私たちは、そういう世を裁くのではなく、愛し、救うために、最も大切なものを与えた父なる神、ご自身の命を与えた独り子なる神を聖霊の導きの中で信じる信仰を与えられたキリスト者です。このキリスト者としての命は、血筋によるのでも、肉の欲によるのでもなく、ただ神の恵みによって与えられたのです。だから私たちは、いつでもどこでも、「神の言であるキリストは、真に人であり、真の神です。私たちのために死んで下さり、甦り、今共に生きてくださる救い主です。私たちはこの方を信じ、この方によって生きています。この方を通して、私たちは父を知り、その愛を知りました。
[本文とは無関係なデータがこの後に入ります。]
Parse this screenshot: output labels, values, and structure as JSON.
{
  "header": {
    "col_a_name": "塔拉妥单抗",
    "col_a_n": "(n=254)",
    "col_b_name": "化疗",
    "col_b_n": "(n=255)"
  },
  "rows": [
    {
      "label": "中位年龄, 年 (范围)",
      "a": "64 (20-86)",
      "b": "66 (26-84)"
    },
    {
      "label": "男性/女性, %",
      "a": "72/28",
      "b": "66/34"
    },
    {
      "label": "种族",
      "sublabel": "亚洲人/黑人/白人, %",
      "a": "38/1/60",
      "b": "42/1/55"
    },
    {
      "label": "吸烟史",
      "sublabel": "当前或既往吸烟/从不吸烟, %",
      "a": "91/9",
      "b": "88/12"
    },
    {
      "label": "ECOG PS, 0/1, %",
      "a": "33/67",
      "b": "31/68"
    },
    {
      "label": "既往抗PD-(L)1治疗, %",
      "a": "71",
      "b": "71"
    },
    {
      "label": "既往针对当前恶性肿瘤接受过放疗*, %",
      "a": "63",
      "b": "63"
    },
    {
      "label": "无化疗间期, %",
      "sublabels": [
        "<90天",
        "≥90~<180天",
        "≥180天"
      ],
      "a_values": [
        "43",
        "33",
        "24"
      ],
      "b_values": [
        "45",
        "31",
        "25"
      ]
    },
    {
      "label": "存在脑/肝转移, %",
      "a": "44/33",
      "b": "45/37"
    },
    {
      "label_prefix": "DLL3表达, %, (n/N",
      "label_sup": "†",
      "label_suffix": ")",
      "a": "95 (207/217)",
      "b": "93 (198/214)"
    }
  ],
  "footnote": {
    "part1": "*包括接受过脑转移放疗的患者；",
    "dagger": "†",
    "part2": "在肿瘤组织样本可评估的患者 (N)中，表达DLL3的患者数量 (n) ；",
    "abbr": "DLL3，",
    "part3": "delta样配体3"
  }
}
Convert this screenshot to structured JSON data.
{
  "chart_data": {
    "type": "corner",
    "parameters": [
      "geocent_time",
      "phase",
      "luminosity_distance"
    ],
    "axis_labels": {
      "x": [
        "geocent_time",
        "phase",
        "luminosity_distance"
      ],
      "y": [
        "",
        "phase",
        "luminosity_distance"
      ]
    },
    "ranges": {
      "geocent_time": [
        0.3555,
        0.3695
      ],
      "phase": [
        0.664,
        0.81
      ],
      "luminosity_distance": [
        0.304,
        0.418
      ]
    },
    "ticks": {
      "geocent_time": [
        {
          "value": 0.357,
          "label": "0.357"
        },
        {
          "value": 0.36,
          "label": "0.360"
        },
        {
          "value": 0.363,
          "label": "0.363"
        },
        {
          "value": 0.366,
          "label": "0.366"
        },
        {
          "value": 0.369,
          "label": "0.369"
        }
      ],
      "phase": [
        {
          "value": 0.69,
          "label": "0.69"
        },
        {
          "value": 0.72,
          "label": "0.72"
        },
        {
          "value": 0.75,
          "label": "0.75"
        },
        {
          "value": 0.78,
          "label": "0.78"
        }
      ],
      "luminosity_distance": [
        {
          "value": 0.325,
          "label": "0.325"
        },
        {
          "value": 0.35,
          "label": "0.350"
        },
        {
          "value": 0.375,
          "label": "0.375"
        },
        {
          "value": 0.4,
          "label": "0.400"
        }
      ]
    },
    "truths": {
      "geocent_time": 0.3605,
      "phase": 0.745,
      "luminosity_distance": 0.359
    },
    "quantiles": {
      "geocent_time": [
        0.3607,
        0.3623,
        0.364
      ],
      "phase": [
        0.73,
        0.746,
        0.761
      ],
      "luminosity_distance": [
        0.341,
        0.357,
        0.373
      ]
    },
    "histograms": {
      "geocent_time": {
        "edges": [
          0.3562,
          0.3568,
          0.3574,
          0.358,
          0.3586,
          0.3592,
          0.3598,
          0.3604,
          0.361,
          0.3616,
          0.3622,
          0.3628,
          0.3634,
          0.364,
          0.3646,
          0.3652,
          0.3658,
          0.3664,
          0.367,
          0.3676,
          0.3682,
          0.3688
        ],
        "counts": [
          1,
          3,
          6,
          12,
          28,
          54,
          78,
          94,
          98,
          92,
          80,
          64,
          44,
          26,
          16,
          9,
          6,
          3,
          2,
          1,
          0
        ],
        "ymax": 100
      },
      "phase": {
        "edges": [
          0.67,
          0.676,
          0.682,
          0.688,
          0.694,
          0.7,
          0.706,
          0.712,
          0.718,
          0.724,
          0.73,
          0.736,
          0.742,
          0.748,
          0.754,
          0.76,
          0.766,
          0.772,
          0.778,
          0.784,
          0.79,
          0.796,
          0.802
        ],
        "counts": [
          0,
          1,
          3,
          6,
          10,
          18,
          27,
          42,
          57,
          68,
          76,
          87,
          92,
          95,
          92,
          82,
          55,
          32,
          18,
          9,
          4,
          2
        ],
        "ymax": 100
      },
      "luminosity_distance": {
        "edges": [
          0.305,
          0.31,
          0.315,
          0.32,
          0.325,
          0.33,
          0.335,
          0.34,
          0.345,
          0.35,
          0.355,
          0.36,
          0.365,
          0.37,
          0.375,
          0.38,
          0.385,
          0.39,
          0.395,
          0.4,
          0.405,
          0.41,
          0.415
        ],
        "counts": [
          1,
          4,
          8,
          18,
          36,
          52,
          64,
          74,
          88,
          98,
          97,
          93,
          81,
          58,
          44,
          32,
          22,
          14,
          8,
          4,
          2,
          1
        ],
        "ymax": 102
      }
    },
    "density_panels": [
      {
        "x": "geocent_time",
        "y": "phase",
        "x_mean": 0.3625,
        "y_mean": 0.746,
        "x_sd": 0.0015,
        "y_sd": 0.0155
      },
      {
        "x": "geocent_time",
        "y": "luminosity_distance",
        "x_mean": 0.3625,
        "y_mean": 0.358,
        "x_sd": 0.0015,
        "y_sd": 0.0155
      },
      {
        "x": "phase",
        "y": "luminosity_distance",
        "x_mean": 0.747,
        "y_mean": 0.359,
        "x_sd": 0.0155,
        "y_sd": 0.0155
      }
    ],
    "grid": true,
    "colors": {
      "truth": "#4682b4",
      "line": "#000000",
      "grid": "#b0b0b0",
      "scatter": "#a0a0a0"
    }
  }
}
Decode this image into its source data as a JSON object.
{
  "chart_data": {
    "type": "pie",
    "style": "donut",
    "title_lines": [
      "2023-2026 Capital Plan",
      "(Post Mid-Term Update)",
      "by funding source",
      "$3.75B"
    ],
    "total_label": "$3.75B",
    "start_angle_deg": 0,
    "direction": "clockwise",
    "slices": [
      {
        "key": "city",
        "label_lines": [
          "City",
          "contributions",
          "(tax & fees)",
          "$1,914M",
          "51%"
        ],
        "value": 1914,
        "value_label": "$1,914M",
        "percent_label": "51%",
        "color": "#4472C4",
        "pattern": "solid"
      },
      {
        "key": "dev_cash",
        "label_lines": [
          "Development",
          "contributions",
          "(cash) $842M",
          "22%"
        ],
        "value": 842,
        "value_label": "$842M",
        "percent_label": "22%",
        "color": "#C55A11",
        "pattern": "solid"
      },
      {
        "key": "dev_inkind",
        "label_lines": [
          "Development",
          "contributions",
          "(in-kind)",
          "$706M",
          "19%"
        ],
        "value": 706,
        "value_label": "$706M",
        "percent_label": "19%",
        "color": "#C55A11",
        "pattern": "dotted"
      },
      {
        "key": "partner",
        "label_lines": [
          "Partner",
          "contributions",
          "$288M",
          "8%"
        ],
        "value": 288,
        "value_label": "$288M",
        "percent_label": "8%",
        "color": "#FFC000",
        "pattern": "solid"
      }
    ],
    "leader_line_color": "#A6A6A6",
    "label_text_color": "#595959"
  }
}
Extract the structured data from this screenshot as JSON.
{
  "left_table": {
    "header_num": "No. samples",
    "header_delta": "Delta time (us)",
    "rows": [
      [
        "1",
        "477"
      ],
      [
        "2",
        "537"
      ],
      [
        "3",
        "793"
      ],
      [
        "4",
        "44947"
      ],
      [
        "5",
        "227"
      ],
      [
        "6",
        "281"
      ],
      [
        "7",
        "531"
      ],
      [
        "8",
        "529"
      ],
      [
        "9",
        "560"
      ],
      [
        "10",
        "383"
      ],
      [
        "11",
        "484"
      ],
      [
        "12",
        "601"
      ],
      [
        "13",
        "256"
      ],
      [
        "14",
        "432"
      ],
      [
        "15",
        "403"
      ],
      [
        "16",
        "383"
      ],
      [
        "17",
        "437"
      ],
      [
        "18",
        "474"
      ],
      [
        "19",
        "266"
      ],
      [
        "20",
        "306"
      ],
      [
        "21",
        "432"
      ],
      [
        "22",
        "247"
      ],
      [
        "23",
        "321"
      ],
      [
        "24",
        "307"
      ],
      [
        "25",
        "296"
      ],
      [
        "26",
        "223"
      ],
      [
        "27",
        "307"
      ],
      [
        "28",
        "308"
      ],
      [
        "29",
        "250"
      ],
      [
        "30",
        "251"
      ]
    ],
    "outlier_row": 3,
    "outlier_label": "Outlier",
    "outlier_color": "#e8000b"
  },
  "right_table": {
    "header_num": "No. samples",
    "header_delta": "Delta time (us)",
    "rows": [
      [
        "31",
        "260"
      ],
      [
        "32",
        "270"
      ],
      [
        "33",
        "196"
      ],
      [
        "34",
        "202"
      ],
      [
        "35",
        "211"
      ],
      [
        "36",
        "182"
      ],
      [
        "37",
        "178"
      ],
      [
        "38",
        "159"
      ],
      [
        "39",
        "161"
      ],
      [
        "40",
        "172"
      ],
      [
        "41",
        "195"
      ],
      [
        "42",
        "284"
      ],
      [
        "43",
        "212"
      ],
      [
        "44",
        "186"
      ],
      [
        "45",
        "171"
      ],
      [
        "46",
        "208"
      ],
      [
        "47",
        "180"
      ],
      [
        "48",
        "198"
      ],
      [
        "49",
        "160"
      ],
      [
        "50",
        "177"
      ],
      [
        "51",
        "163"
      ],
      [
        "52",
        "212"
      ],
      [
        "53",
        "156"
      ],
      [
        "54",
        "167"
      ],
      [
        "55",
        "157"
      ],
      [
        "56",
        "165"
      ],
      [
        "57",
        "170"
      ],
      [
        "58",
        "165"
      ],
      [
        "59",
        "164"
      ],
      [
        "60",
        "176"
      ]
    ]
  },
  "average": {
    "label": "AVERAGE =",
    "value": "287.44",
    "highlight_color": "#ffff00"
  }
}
私の命を造り、生かしてくださっている方が誰であるかを知ったのです。この方を信じて生きるところに、人間の本当の命があり、喜びがあり、希望があります。この方は愛そのものだからです。あなたもこの方を信じて共に愛し合って生きようではありませんか」と、告白し、伝道する者でありたいのです。私たちもかつては世の者、世の闇の中に生きており、愛されていることも知らず、言を理解せず、拒絶していたのに、今はその愛を知り、信じる者に造り替えられました。その私たちは信仰の故に世から憎まれ、迫害されても、世を憎む理由はどこにもありません。御子がそうであるように、私たちも愛して生きる以外にしようがないのです。私たちの戦いは信仰と希望と愛による以外にないのです。
 まことの神の言である主イエスはこう仰いました。

「あなたがたには世で苦難がある。しかし、勇気を出しなさい。わたしは既に世に勝っている。」

 アーメン、その通りです。主イエスは既に世に勝っているお方です。初めにいまし、今いまし、永久にいますお方です。時代が変り、ものの考え方が変わり、国の体制が変わり、その都度、それがまるで永遠不変で唯一の絶対の思想や体制であるかのように喧伝されたとしても、所詮は「世」の「中」のことです。永遠のものなどありません。しかし、私たちの主イエス・キリストは、世の初めに既にいます方であり、世が造られる土台になった方であり、世の終わりに再び来られて神の国を完成される方です。私たちは、恵みによってこの方と出会うことが許され、信仰を与えられているのです。感謝し、賛美し、その信仰を告白しつつ、世の歩みをしっかりとなして参りたいと思います。